В литературном цехе такие, направленные исключительно в одну сторону, личности по временам встречаются. Смолоду так односторонне слагается их жизнь, что какие бы случайности ни сталкивали их с фаталистически обозначенной колеи, уклонение никогда не бывает ни серьезно, ни продолжительно. Под грудами наносного хлама продолжает течь настоящая жильная струя. Все разнообразие жизни представляется фиктивным; весь интерес ее сосредоточивается в одной светящей точке. Никогда они не дают себе отчета в том, какого рода случайности ждут на пути, никогда не предусматривают, не стараются обеспечить тыл, не предпринимают разведок, не справляются с бывшими примерами. Не потому, чтобы проходящие перед ними явления и зависимость их от этих явлений были для них неясны, а потому, что никакие предвидения, никакие справки — ни на йоту не могут видоизменить те функции, прекращение которых было бы равносильно прекращению бытия.

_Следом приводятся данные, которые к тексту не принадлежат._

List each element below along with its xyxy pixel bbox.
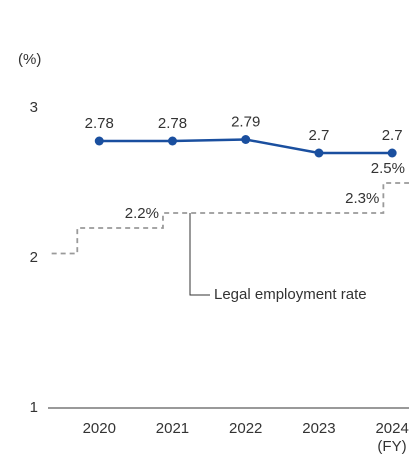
legal-rate-label: 2.3%	[345, 190, 379, 207]
y-tick-label: 2	[30, 249, 38, 266]
rate-point	[167, 136, 177, 146]
x-tick-label: 2021	[156, 420, 189, 437]
rate-point	[94, 136, 104, 146]
rate-label: 2.78	[158, 115, 187, 132]
annotation: Legal employment rate	[214, 286, 367, 303]
rate-point	[241, 135, 251, 144]
y-tick-label: 3	[30, 99, 38, 116]
rate-point	[387, 148, 397, 158]
x-tick-label: 2022	[229, 420, 262, 437]
rate-label: 2.79	[231, 113, 260, 130]
x-unit: (FY)	[377, 438, 406, 454]
rate-label: 2.7	[309, 127, 330, 144]
legal-rate-line	[51, 182, 409, 255]
x-tick-label: 2023	[302, 420, 335, 437]
rate-label: 2.7	[382, 127, 403, 144]
x-tick-label: 2024	[375, 420, 408, 437]
y-unit: (%)	[18, 51, 41, 68]
rate-point	[314, 148, 324, 158]
legal-rate-label: 2.5%	[371, 160, 405, 177]
legal-rate-label: 2.2%	[125, 205, 159, 222]
rate-label: 2.78	[85, 115, 114, 132]
y-tick-label: 1	[30, 399, 38, 416]
annotation-leader	[189, 213, 210, 296]
x-tick-label: 2020	[83, 420, 116, 437]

Нужно убить человека, чтобы эти функции прекратились.

Неужели именно это убийство и совершилось теперь, в эту загадочную минуту? Что такое случилось?

Тщетно искал он ответа на этот вопрос. Он понимал только одно, что его со всех сторон обступает зияющая пустота.

Крамольников горячо и страстно был предан своей стране и отлично знал как прошедшее, так и настоящее ее. Но это знание повлияло на него совершенно особенным образом: оно было живым источником болей, которые, непрерывно возобновляясь, сделались наконец главным содержанием его жизни, дали направление и окраску всей его деятельности. И он не только не старался утишить эти боли, а напротив, работал над ними и оживлял их в своем сердце. Живость боли и непрерывное ее ощущение служили источником живых образов, при посредстве которых боль передавалась в сознание других.

Знал он, что пошехонская страна исстари славилась непостоянством и неустойчивостью, что самая природа ее какая-то не заслуживающая доверия. Реки расползлись вширь, и что ни год, то меняют русло, пестрея песчаными перекатами. Атмосферические явления поражают внезапностью, похожею на волшебство: сегодня — жара, хоть рубашку выжми, завтра — та же рубашка колом стоит на обывательской спине. Лето короткое, растительность бедная, болота неоглядные… Словом сказать — самая неспособная, предательская природа, такая, что никаких дел загадывать вперед не приходится.

Но еще более непостоянны в Пошехонье судьбы человеческие. Смерд говорит: «От сумы да от тюрьмы не открестишься»; посадский человек говорит: «Барыши наши на воде вилами писаны»; боярин говорит: «У меня вчера уши выше лба росли, а сегодня я их вовсе сыскать не могу». Нет связи между вчерашним и завтрашним днем! Бродит человек словно по Чуровой долине: пронесет бог — пан, не пронесет — пропал.